L’histoire de l’infiltration de l’Agence France-Presse est loin d’être close. Si l’on en croit les archives du KGB, il reste à mettre des visages sur trois autres agents cités par Mitrokhine par leurs seuls noms de code. Le premier, un certain « Misha », a été recruté lors d’un séjour en URSS en 1965, mais il est impossible de connaître la nature et la durée de son activité. Le second, un certain « Marat », a été traité par les officiers du KGB à Paris et à l’étranger de 1973 à 1982. Le troisième, « Grinin », est inscrit en 1982 en qualité d’agent, sans plus d’informations.

Enfin, Moscou disposait de deux « contacts confidentiels » au sein de l’AFP, « Pierre » et « Joseph », qui contribuaient à sa collecte d’informations et de secrets. On ne connaît pas l’ampleur des dégâts causés aux intérêts français, voire à la vie d’individus, en France et dans le monde, du fait de la compromission de ces journalistes.

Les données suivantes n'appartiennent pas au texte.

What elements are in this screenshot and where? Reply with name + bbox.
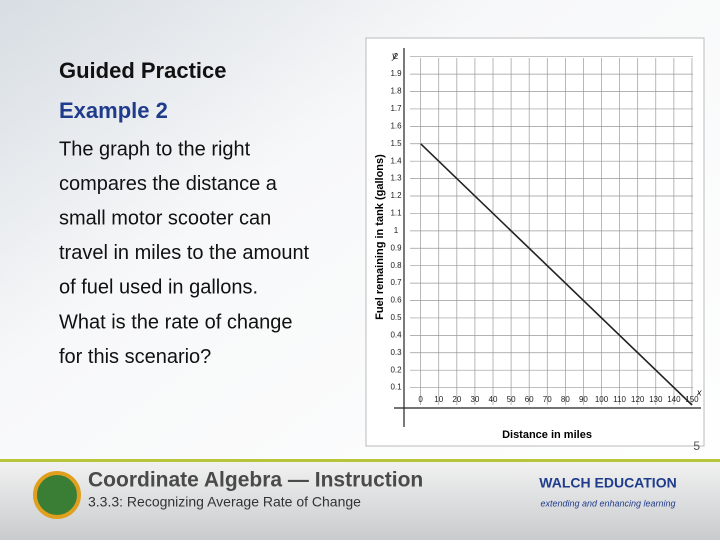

Sollicitée par Le Monde, l’actuelle direction de l’AFP a ouvert ses portes, notamment à ses propres archives, et répondu aux questions concernant Francis Lara, Jean-Marie Pelou et Joël Henri. Elle assure n’avoir « pas eu connaissance des liens entretenus par trois de [ses] anciens journalistes avec le KGB » et ajoute que, « s’agissant de faits remontant à plus de quarante ans, aucun témoin de cette époque n’est encore salarié de l’agence et aucune trace de ces faits ne figure dans les archives de l’AFP ». Elle assure, enfin, que, depuis sa création, en 1944, « l’AFP et sa rédaction sont soumises à des règles éthiques et déontologiques qui prohibent naturellement toute forme de collaboration avec des services de renseignement, quels qu’ils soient ».